Valverde a respecté le délai pour l’inauguration du remodelage de la réserve biologique de Doñana (EBD) avec des personnalités dont les agendas ne permettaient pas de repousser la date annoncée. La fin des travaux lui a causé un tel stress que peu après l’inauguration, il a été victime d’une crise cardiaque. C’était si grave que deux ingénieurs de l’ICONA (Institut pour la conservation de la nature), dont l’un était membre de l’Opus Dei, se sont introduits dans sa chambre d’hôpital et, le voyant si malade, incapable de parler, lui ont donné l’extrême-onction et lui ont placé un scapulaire, alors que les yeux de Valverde indiquaient son refus de cet acte humiliant pour un athée convaincu.

Une santé de fer

Ce n’est pas la première fois que le biologiste est expulsé. À l’âge de 18 ans, il ne peut entrer à l’Académie militaire car il boite à la suite d’une chute de vélo. Il se rend alors à Madrid pour s’inscrire en sciences naturelles, où un médecin de famille, qui l’entend tousser, l’examine et le fait admettre à l’hôpital antituberculeux de Carabanchel. Au bout d’un an, il est renvoyé chez lui, estimant que son lit pourrait être utilisé par quelqu’un ayant de meilleures chances de survie. Prostré, une jambe dans le plâtre, il décide d’illustrer un livre d’ornithologie. Il commence à dessiner et à disséquer les oiseaux que lui apportent ses amis, passe-temps qu’il transforme en profession en créant un atelier de taxidermie pour aider sa famille à survivre dans l’après-guerre. En ouvrant l’estomac des animaux pour les naturaliser, Valverde constate l’importance de la nourriture dans la répartition des espèces, ce qui lui donne l’esprit d’un écologiste terrestre. Des années plus tard, il surmonte la maladie grâce à un antituberculeux que lui envoie Luc Hoffman alors qu’il n’est pas encore commercialisé. Il souffre ensuite d’autres maux. Il est opéré d’un ulcère à l’estomac et en 1993, on lui diagnostique un cancer du rein : on lui donne six mois s’il ne se fait pas opérer et il décide de ne pas le faire car il a calculé qu’il avait plus de chances de mourir au bloc opératoire à cause de la faiblesse de son cœur. Nous travaillions à l’édition de ses mémoires et, me voyant affecté par la nouvelle, il m’a dit : « Varillas, je te promets de ne pas mourir tant que nous n’aurons pas terminé ce que nous avons commencé ». Et en effet, il a vécu 10 ans de plus. « Il ne faut pas écouter le corps, il faut le plier », répétait-il.

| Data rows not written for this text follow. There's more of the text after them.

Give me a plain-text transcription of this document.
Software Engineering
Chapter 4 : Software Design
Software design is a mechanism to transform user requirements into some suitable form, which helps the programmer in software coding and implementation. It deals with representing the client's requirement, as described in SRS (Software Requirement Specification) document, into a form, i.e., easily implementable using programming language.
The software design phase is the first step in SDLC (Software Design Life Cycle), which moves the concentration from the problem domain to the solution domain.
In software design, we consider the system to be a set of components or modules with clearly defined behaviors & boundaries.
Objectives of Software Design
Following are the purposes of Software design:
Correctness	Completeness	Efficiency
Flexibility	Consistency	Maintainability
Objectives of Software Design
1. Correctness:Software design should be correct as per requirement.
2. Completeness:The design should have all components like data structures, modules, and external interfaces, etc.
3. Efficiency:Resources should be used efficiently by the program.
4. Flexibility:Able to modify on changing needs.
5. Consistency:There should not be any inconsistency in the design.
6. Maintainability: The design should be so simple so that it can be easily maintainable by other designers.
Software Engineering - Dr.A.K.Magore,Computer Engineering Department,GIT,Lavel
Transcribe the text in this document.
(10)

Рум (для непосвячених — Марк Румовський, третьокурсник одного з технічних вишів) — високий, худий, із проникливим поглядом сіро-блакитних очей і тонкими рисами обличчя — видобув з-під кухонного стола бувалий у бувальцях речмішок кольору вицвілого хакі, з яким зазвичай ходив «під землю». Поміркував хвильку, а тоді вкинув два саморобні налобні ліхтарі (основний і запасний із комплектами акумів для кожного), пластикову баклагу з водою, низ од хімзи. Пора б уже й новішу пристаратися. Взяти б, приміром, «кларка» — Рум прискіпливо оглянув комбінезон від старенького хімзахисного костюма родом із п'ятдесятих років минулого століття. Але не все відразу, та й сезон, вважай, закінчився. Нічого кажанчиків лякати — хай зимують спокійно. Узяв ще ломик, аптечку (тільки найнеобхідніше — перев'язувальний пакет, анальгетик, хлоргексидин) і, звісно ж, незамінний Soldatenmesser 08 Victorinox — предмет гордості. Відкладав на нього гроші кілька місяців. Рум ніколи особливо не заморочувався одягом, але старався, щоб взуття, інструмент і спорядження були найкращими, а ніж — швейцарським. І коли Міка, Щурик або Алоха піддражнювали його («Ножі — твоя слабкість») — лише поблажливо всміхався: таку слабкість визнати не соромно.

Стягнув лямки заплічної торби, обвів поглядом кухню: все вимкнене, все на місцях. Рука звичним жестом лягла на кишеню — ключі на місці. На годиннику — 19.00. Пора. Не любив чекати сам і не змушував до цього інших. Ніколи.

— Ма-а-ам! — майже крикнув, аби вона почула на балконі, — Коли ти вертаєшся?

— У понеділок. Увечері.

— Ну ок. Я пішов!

Dans l’hommage qui lui est rendu en 1975, lorsqu’il quitte la direction de l’EBD et du Parc national de Doñana, il est salué comme le plus brillant des biologistes de terrain. Mais sa démission ne signifie pas sa retraite. Libéré de la gestion, il revient à l’étude de la nature. Il commence par la colonie de spatules des Pajareras de Doñana, poursuit l’étude de la distribution historique de l’ours brun en Espagne et termine par des recherches sur les cobras au Maroc, entre autres sujets qui l’occuperont jusqu’à sa mort en avril 2003, à l’âge de 73 ans.